The first manifesto of revolt appeared in September 1773, and quickly the rebellion spread throughout the Urals and along the Volga. This was at the same time that Russia was finishing up a war with Turkey so there were limited troops available to deal with the rebels. Besides, at first Catherine and her court refused to take the rebellion seriously. Pugachev, in the meantime, created a fairly substantial bureaucracy, court structure and raised his army. He issued manifestos promising to give peasants land and grain and to lower taxes. He was especially successful in using village priests as his intermediaries to the peasants.
But Pugachev's good times were not going to last. In August 1774 the rebel army suffered a crushing defeat near Tsaritsyn (Stalingrad/Volgograd), and throughout the rebellious region, the tsarist government enacted savage reprisals. In September 1774, Pugachev's own friends--in an effort to save their heads--delivered Pugachev to the imperial authorities. Aleksandr Suvorov had him placed in a metal cage and transported to Moscow for public display. Public execution (beheaded and then quartered), took place on 10/21 January 1775.

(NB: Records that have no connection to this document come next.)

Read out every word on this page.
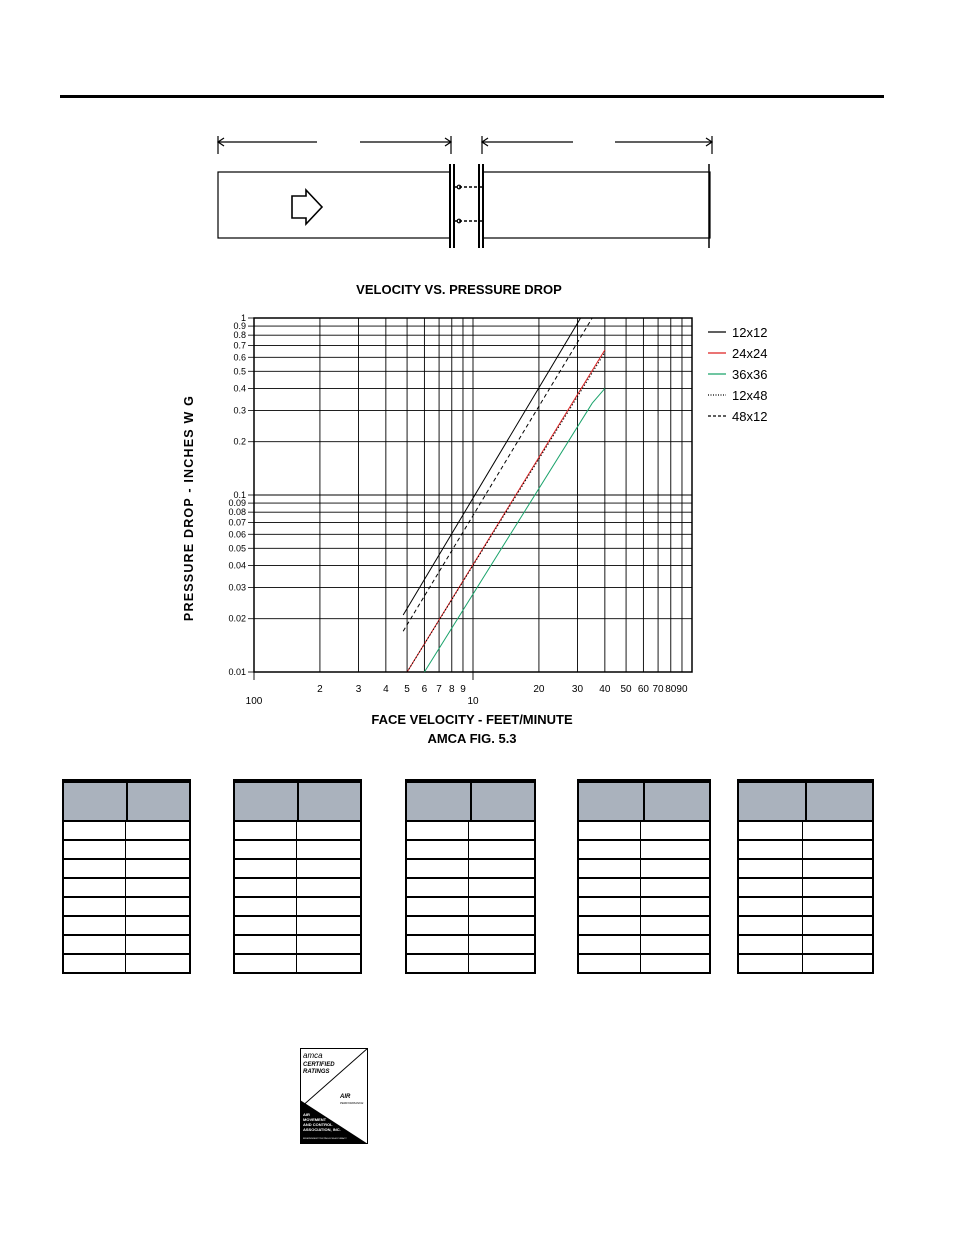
VELOCITY VS. PRESSURE DROP
PRESSURE DROP - INCHES W G
FACE VELOCITY - FEET/MINUTE
AMCA FIG. 5.3
0.01
0.02
0.03
0.04
0.05
0.06
0.07
0.08
0.09
0.1
0.2
0.3
0.4
0.5
0.6
0.7
0.8
0.9
1
100
2	3 4 5 6 7 8 9
10
20	30 40 50 60 70 80 90
12x12
24x24
36x36
12x48
48x12
amca
CERTIFIED
RATINGS
AIR
PERFORMANCE
AIR
MOVEMENT
AND CONTROL
ASSOCIATION, INC.
INDEPENDENT TESTING FOR ACCURACY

Talk about the slender thread of history. In an effort to wipe out all vestiges of the revolt, Catherine had the names of Pugachev's village, his cossacks, the local river and other localities renamed. It is a bit unclear of the further historical impact of what Pugachev had done. Certainly from that time forward, Russian rulers were always conscious of how dangerous a peasant rebellion could be for Russia--The Russian nobility was even more conscious of the danger! The tsars also remained even more firmly convinced after Pugachev that only a strong autocracy could rule Russian and keep in check the "dark" forces of the Russian peasantry. So, the "Pugachev Revolt" became one of the major defining milestones of Russian history along with such other events at the Mongol "Yoke," the "Time of Troubles," "Peter the Great."
Finally, let me just mention that Catherine was responsible for creating the first real, Russian art musuem--though the work that she collected was primarily West European--the Hermitage.